RAF heißt Lesen, Lesen, Lesen: Andreas Baader und Gudrun Ensslin. Foto: zählung zur Sa alliance / ASSOCIATED PR/STR

Ein Roman aus der Perspektive von RAF-Terroristin Gudrun Ensslin? Das hat Stephanie Barts gewagt. Eine Begegnung mit einer mutigen Autorin.

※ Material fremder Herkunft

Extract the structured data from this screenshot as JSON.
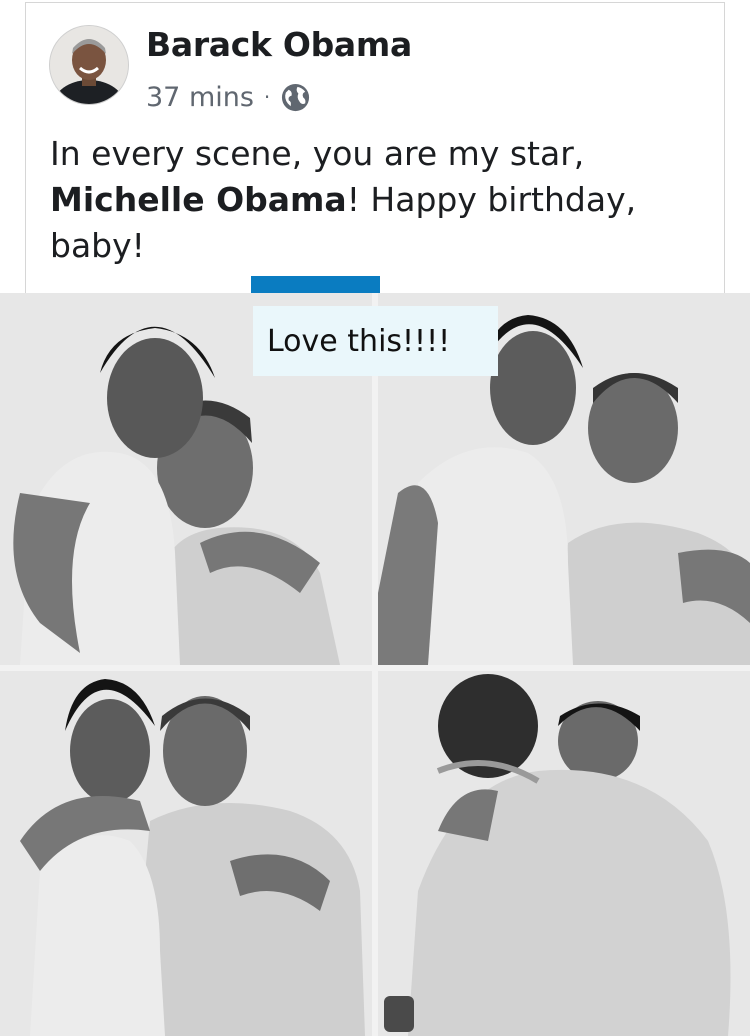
{
  "post": {
    "author": "Barack Obama",
    "time": "37 mins",
    "separator": "·",
    "privacy_icon": "globe-icon",
    "text_part1": "In every scene, you are my star, ",
    "mention": "Michelle Obama",
    "text_part2": "! Happy birthday, baby!"
  },
  "sticker": {
    "text": "Love this!!!!"
  },
  "colors": {
    "accent_tab": "#0a7cc1",
    "sticker_bg": "#eaf7fb",
    "name_text": "#1c1e21",
    "meta_text": "#606770"
  },
  "photos": [
    {
      "name": "photo-1"
    },
    {
      "name": "photo-2"
    },
    {
      "name": "photo-3"
    },
    {
      "name": "photo-4"
    }
  ]
}
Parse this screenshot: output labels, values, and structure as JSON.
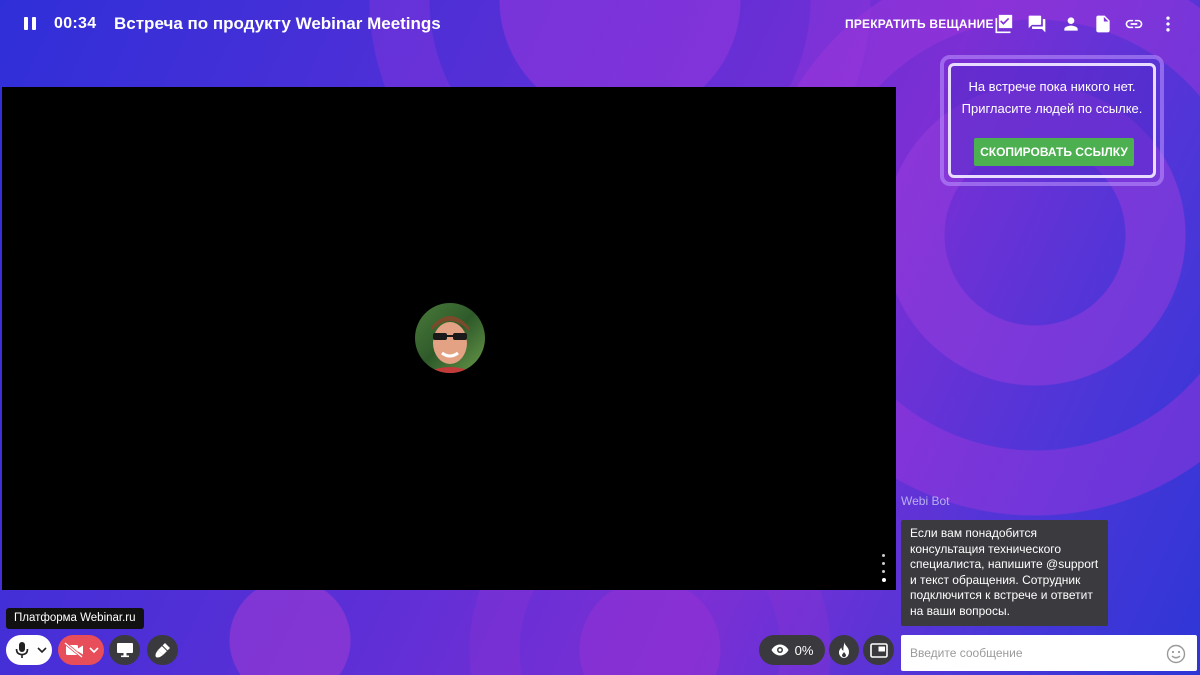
{
  "header": {
    "timer": "00:34",
    "title": "Встреча по продукту Webinar Meetings",
    "stop_broadcast_label": "ПРЕКРАТИТЬ ВЕЩАНИЕ",
    "icons": [
      "pause-icon",
      "checklist-icon",
      "chat-icon",
      "participant-icon",
      "document-icon",
      "link-icon",
      "more-vertical-icon"
    ]
  },
  "invite": {
    "line1": "На встрече пока никого нет.",
    "line2": "Пригласите людей по ссылке.",
    "copy_button": "СКОПИРОВАТЬ ССЫЛКУ"
  },
  "chat": {
    "bot_name": "Webi Bot",
    "bot_message": "Если вам понадобится консультация технического специалиста, напишите @support и текст обращения. Сотрудник подключится к встрече и ответит на ваши вопросы.",
    "input_placeholder": "Введите сообщение"
  },
  "controls": {
    "platform_tooltip": "Платформа Webinar.ru",
    "viewers_percent": "0%"
  },
  "colors": {
    "copy_button": "#4caf50",
    "camera_off": "#e84d5a",
    "control_dark": "#3a3a3e"
  }
}
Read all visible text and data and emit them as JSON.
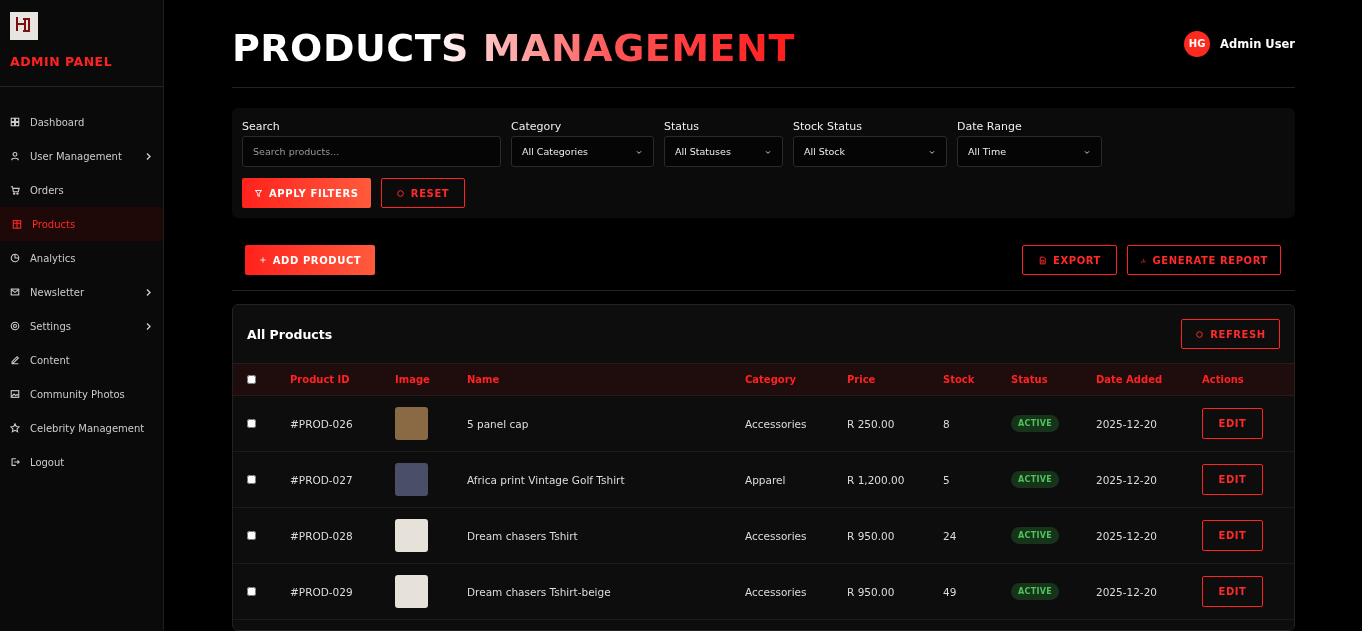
{
  "sidebar": {
    "title": "ADMIN PANEL",
    "items": [
      {
        "label": "Dashboard",
        "submenu": false,
        "selected": false
      },
      {
        "label": "User Management",
        "submenu": true,
        "selected": false
      },
      {
        "label": "Orders",
        "submenu": false,
        "selected": false
      },
      {
        "label": "Products",
        "submenu": false,
        "selected": true
      },
      {
        "label": "Analytics",
        "submenu": false,
        "selected": false
      },
      {
        "label": "Newsletter",
        "submenu": true,
        "selected": false
      },
      {
        "label": "Settings",
        "submenu": true,
        "selected": false
      },
      {
        "label": "Content",
        "submenu": false,
        "selected": false
      },
      {
        "label": "Community Photos",
        "submenu": false,
        "selected": false
      },
      {
        "label": "Celebrity Management",
        "submenu": false,
        "selected": false
      },
      {
        "label": "Logout",
        "submenu": false,
        "selected": false
      }
    ]
  },
  "header": {
    "title": "PRODUCTS MANAGEMENT",
    "user": {
      "initials": "HG",
      "name": "Admin User"
    }
  },
  "filters": {
    "fields": [
      {
        "kind": "text",
        "label": "Search",
        "placeholder": "Search products..."
      },
      {
        "kind": "select",
        "label": "Category",
        "value": "All Categories"
      },
      {
        "kind": "select",
        "label": "Status",
        "value": "All Statuses"
      },
      {
        "kind": "select",
        "label": "Stock Status",
        "value": "All Stock"
      },
      {
        "kind": "select",
        "label": "Date Range",
        "value": "All Time"
      }
    ],
    "apply_button": "APPLY FILTERS",
    "reset_button": "RESET"
  },
  "actions": {
    "add_button": "ADD PRODUCT",
    "export_button": "EXPORT",
    "report_button": "GENERATE REPORT"
  },
  "table": {
    "title": "All Products",
    "refresh_button": "REFRESH",
    "select_all_checked": false,
    "columns": [
      "Product ID",
      "Image",
      "Name",
      "Category",
      "Price",
      "Stock",
      "Status",
      "Date Added",
      "Actions"
    ],
    "rows": [
      {
        "checked": false,
        "id": "#PROD-026",
        "name": "5 panel cap",
        "category": "Accessories",
        "price": "R 250.00",
        "stock": "8",
        "status": "ACTIVE",
        "date": "2025-12-20",
        "action": "EDIT"
      },
      {
        "checked": false,
        "id": "#PROD-027",
        "name": "Africa print Vintage Golf Tshirt",
        "category": "Apparel",
        "price": "R 1,200.00",
        "stock": "5",
        "status": "ACTIVE",
        "date": "2025-12-20",
        "action": "EDIT"
      },
      {
        "checked": false,
        "id": "#PROD-028",
        "name": "Dream chasers Tshirt",
        "category": "Accessories",
        "price": "R 950.00",
        "stock": "24",
        "status": "ACTIVE",
        "date": "2025-12-20",
        "action": "EDIT"
      },
      {
        "checked": false,
        "id": "#PROD-029",
        "name": "Dream chasers Tshirt-beige",
        "category": "Accessories",
        "price": "R 950.00",
        "stock": "49",
        "status": "ACTIVE",
        "date": "2025-12-20",
        "action": "EDIT"
      }
    ]
  }
}
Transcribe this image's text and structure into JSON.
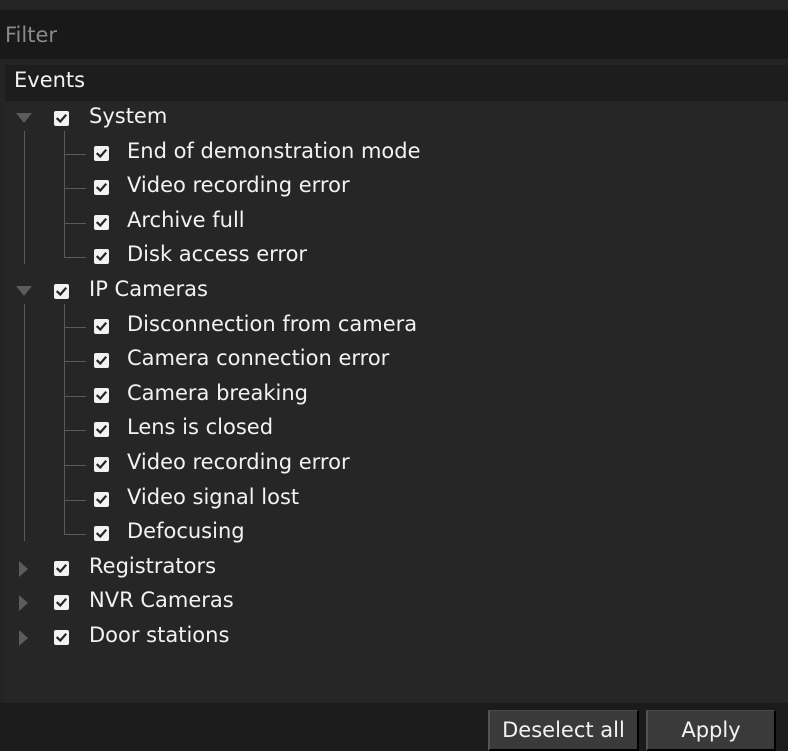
{
  "filter": {
    "placeholder": "Filter",
    "value": ""
  },
  "tree": {
    "header": "Events",
    "groups": [
      {
        "label": "System",
        "expanded": true,
        "checked": true,
        "items": [
          "End of demonstration mode",
          "Video recording error",
          "Archive full",
          "Disk access error"
        ]
      },
      {
        "label": "IP Cameras",
        "expanded": true,
        "checked": true,
        "items": [
          "Disconnection from camera",
          "Camera connection error",
          "Camera breaking",
          "Lens is closed",
          "Video recording error",
          "Video signal lost",
          "Defocusing"
        ]
      },
      {
        "label": "Registrators",
        "expanded": false,
        "checked": true,
        "items": []
      },
      {
        "label": "NVR Cameras",
        "expanded": false,
        "checked": true,
        "items": []
      },
      {
        "label": "Door stations",
        "expanded": false,
        "checked": true,
        "items": []
      }
    ]
  },
  "buttons": {
    "deselect_all": "Deselect all",
    "apply": "Apply"
  },
  "icons": {
    "expanded": "expand-down-arrow-icon",
    "collapsed": "expand-right-arrow-icon",
    "checkbox": "checkbox-checked-icon"
  },
  "colors": {
    "background": "#242424",
    "header": "#1d1d1d",
    "button": "#3a3a3a",
    "text": "#f2f2f2"
  }
}
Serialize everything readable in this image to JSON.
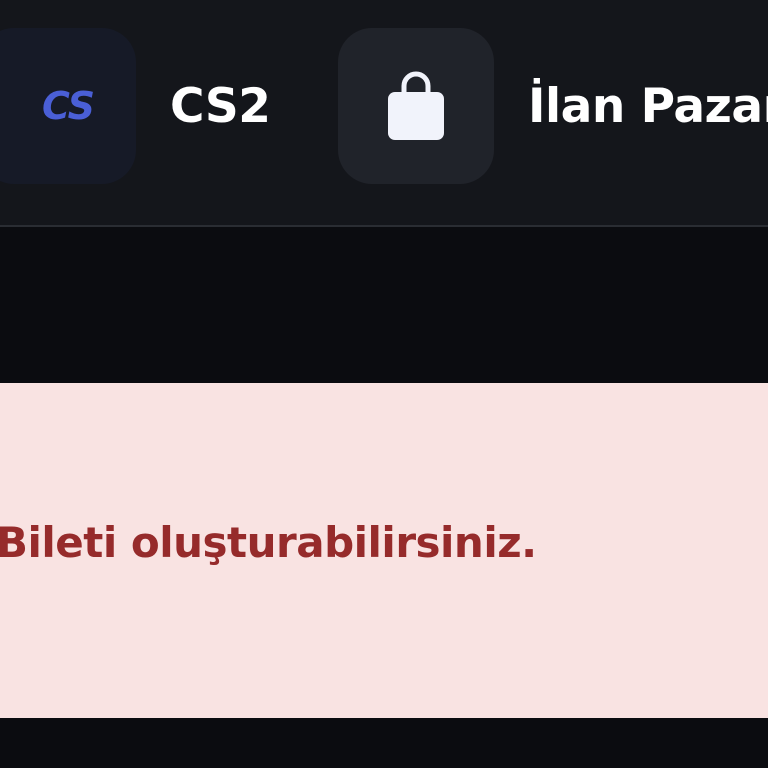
{
  "nav": {
    "items": [
      {
        "label": "CS2",
        "logo_text": "CS",
        "icon": "cs2-logo-icon"
      },
      {
        "label": "İlan Pazarı",
        "icon": "shopping-bag-icon"
      }
    ]
  },
  "alert": {
    "message": "Bileti oluşturabilirsiniz."
  },
  "colors": {
    "nav_background": "#14161b",
    "page_background": "#0b0c10",
    "alert_background": "#f9e3e2",
    "alert_text": "#962b2b",
    "cs2_logo": "#4a5fd6"
  }
}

Die Erzählstimme durchdringt Raum und Zeit, mal ist sie kollektiv, mal allein; sie kennt die Gedanken eines in Heidelberg stationierten GI, kurz bevor dessen Vorgesetzter bei einem RAF-Bombenanschlag zerfetzt wird; Begriffe wie „Ausrottungsstrategen“ für die Verantwortlichen des Vietnamkrieges gehen ihr so leicht über die Lippen wie die juristischen Stilblüten des Richters Theodor Prinzing, der bis zu seiner Ablösung nach dem 85. Befangenheitsantrag den Stammheim-Prozess leitete, Wortungetüme wie „Ausschlussbeschluss“ oder „Unverzüglichkeitsdatum“; sie schweift zurück in die Idiome der Bauernkriege und voraus auf die Kampfplätze der globalisierten Welt, wo die Mitarbeiter des Taiwanesischen Chipherstellers Foxconn aus Verzweiflung über die Arbeitsbedingungen ihrem Leben ein Ende setzen; und sie träumt die Träume der in Stammheim Inhaftierten – auch ihren letzten, in dem Männer mit weißen Handschuhen einen Mord begehen und als Selbstmord tarnen. Der Geist der Erzählung ist der Geist Gudrun Ensslins.